Dr. Helmut Marko wusste am Sonntag in Shanghai nicht genau, wo er mit seinen Gefühlen hin sollte. Mark Webber hatte dem Red-Bull-Motorsportberater mit seiner Fahrt von Platz 18 auf drei viel Freude gemacht, Sebastian Vettel hatte derweil viele Probleme gehabt und beendete das Rennen nach der Pole Position auf dem zweiten Platz. "Bei Webber hat es von der ersten bis zur letzten Runde optimal funktioniert. Auch die Reifenwahl war richtig, der Start mit hart. Von 18 auf drei zu fahren, ist bemerkenswert", äußerte sich der Grazer über die positive Seite.

Das böse KERS

Über Vettels Schwierigkeiten hatte Marko etwas mehr zu erzählen. Die begannen wie so oft bei Red Bull mit KERS. "Am Start hat KERS nicht die volle Leistung abgegeben, deswegen kamen die zwei McLaren nach vorne. Der erste Stint war dann noch in Ordnung. Im zweiten Stint ist KERS ausgefallen oder brachte nicht die volle Leistung. Das macht sich in der Bremskraftverteilung bemerkbar und dadurch hat er sich einen Bremsplatten eingefangen. Er musste früher wechseln als geplant. Dadurch hat sein Reifen am Ende mehr abgebaut, als wir das kalkuliert hatten. Es kam noch dazu, dass KERS bei Vettel vor allem in der Phase, in der Hamilton attackierte, überhaupt nicht funktioniert hat", erklärte Marko.

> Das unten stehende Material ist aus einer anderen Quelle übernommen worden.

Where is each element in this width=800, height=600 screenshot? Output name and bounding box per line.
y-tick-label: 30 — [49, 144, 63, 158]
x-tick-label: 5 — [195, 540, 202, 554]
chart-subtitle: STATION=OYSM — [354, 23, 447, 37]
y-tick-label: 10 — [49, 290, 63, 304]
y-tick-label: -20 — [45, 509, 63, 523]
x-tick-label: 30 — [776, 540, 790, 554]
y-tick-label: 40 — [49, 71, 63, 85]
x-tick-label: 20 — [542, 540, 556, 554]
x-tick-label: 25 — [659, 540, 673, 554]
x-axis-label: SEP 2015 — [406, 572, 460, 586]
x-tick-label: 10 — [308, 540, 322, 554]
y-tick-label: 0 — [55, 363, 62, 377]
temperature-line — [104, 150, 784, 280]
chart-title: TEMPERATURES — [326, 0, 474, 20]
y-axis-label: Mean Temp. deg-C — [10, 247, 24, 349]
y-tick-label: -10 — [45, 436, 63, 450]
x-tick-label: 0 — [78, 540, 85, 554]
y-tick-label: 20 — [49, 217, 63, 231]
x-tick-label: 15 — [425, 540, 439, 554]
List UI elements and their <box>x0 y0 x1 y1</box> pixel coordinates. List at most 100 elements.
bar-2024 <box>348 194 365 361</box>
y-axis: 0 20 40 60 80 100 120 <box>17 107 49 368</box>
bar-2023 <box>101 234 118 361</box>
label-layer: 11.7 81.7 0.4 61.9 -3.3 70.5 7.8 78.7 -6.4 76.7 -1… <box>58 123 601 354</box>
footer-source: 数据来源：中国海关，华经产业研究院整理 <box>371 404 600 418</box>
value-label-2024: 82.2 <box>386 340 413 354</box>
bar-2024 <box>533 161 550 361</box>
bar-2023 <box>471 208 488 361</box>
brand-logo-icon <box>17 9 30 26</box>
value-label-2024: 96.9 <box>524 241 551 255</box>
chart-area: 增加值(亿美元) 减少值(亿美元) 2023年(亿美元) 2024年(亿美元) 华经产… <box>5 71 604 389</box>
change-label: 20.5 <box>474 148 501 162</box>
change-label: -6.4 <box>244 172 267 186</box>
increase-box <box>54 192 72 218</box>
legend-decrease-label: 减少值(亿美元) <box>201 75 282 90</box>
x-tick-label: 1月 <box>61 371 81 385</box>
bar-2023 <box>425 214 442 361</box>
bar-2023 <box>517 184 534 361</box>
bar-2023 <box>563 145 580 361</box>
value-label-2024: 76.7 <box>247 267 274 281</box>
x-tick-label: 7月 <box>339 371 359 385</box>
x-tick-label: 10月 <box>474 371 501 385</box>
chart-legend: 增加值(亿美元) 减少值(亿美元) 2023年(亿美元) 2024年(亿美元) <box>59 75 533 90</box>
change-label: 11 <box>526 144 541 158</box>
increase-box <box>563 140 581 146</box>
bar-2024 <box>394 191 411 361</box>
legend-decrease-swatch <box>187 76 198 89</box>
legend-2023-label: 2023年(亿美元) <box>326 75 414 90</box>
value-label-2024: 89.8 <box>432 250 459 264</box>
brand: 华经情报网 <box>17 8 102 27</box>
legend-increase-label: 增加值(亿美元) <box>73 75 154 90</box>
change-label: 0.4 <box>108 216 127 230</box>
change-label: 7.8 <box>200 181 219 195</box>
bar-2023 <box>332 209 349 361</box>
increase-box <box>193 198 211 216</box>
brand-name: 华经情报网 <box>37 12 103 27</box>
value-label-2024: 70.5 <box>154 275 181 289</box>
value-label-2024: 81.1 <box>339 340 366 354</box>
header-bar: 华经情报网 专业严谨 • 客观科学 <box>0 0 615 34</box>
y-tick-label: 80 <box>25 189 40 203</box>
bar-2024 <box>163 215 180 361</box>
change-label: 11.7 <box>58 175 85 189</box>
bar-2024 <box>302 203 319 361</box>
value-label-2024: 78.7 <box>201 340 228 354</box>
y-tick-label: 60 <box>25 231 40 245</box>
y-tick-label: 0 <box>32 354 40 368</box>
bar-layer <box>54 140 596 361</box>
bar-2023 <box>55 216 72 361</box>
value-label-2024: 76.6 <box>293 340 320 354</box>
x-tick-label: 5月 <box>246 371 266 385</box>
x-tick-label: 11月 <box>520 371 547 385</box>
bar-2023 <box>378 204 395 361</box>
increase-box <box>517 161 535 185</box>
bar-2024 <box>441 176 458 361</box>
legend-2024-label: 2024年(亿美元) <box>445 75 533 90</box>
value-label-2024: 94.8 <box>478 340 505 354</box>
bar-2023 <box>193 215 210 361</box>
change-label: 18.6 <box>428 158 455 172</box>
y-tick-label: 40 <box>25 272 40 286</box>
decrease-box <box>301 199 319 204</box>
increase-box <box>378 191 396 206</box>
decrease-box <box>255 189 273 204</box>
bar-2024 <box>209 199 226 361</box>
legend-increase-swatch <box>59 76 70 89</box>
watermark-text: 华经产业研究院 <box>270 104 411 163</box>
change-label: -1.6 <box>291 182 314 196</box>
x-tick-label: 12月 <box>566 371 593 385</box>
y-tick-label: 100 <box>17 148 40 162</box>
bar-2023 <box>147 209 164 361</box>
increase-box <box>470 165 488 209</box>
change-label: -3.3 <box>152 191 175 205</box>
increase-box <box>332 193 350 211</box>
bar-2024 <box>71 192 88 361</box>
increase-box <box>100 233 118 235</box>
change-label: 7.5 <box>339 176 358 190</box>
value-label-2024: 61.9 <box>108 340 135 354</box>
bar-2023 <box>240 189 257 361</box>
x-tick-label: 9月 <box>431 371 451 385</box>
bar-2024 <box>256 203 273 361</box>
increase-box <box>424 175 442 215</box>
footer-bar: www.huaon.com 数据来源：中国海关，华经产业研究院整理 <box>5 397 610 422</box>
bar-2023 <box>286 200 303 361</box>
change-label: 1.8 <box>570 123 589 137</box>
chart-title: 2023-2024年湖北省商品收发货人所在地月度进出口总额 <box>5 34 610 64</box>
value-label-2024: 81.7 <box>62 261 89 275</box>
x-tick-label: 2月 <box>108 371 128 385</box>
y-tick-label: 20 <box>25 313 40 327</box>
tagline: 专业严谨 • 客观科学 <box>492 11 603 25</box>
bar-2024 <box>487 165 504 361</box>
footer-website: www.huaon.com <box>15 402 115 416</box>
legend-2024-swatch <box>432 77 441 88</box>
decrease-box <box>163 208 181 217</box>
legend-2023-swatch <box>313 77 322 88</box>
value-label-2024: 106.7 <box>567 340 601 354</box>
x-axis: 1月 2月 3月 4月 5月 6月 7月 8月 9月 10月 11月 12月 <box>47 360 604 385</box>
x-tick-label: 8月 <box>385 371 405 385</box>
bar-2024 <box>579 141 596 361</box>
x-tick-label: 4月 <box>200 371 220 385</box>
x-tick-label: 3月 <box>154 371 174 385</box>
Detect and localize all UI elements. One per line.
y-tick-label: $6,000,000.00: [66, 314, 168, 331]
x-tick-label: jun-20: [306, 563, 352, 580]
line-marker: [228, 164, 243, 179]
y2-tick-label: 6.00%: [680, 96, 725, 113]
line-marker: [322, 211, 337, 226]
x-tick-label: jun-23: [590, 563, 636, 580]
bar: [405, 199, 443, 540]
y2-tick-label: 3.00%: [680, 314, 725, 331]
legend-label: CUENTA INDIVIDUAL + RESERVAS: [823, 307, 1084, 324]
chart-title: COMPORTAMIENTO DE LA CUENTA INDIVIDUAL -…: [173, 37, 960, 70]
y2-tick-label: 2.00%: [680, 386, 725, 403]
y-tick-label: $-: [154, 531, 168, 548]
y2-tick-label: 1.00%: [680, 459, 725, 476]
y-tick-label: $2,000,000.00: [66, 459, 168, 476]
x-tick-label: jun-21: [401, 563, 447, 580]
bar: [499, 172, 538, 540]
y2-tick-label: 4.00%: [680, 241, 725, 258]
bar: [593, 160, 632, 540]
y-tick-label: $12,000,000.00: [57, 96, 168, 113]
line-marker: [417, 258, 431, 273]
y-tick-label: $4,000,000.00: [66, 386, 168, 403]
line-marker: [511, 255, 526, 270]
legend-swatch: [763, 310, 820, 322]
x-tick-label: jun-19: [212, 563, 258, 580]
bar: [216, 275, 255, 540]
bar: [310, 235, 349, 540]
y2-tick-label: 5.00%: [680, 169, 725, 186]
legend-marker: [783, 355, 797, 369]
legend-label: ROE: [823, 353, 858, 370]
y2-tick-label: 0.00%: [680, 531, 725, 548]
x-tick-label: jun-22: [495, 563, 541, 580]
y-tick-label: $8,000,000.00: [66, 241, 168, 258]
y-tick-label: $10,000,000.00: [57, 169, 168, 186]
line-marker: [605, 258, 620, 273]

Zu dem Problem mit KERS kam noch eines mit dem Funk hinzu. Vom Auto zur Box gab es gar keinen Kontakt, von der Box zum Auto funktionierte es nur teilweise. Daher musste mit Boxensignalen gearbeitet werden. Das verzögerte aber einiges und war gerade in der Situation mit dem Bremsplatten wenig hilfreich, weil die bei Früh-Erkennung noch gemeistert hätte werden können. "Im Nachhinein wären drei Stopps sinnvoller gewesen. Aber wenn solche Sachen dazwischenkommen... Als wir dann reagiert haben, war es eigentlich schon zu spät. In den zwei, drei Runden mit dem Bremsplatten hat er zu viel Zeit verloren", sagte Marko.

Umstellen ohne Funk ging nicht

An der Telemetrie sah das Team zwar, dass etwas nicht stimmte, bis zum Gegencheck mit den Zeiten und der letztendlichen Boxentafel-Mitteilung an Vettel war auf der langen Runde in Shanghai aber schon zu viel Zeit vergangen, um die Strategie noch umzustellen. "Wenn wir den Funk gehabt hätten und sofort gewusst hätten, wie stark die Reifenbeschädigung ist, wären wir sofort reingekommen und hätten gewechselt", betonte Marko.

Aufgrund der ganzen Probleme wollte er auch weiter davon ausgehen, dass Red Bull das schnellste Auto hat. Angesichts der vielen Parameter, vor allem der Reifen, sei es aber sehr schwierig. "Unser Longrun am Freitag hatte etwa bessere Werte als heute im Rennen, was eigentlich widersinnig ist, weil ja mehr Gummi auf der Strecke ist und sie reiner ist. Das ist nur ein so ein Faktor. Wenn man den Punkt versäumt, an dem die Reifen einbrechen, sind das gleich ein paar Sekunden pro Runde. Das hat man bei Hamilton im ersten Stint gesehen."

Kein Grund für Nervosität

Neben diesen Dingen gibt es aber auch noch die Baustelle KERS. Für Red Bull ist das System ganz neu, da man es 2009 nicht verwendet hat. "Es wäre nicht Adrian Newey, wenn er ein normales KERS bauen würde. Unseres ist deutlich komplexer und daraus resultieren auch teilweise die Probleme. Aber das ist eben Newey und unser Augenmerk ist darauf gerichtet, dass wir das in den Griff kriegen", meinte Marko. Vorerst sah er aber ohnehin keinen Grund zur Panik. Man sei in beiden Weltmeisterschaften vorne und im Vergleich zum Vorjahr sehe es deutlich besser aus. "Wenn ein Rennen mit so vielen Fehlerquellen verloren geht, sehe ich keinen Grund, warum man nervös werden sollte."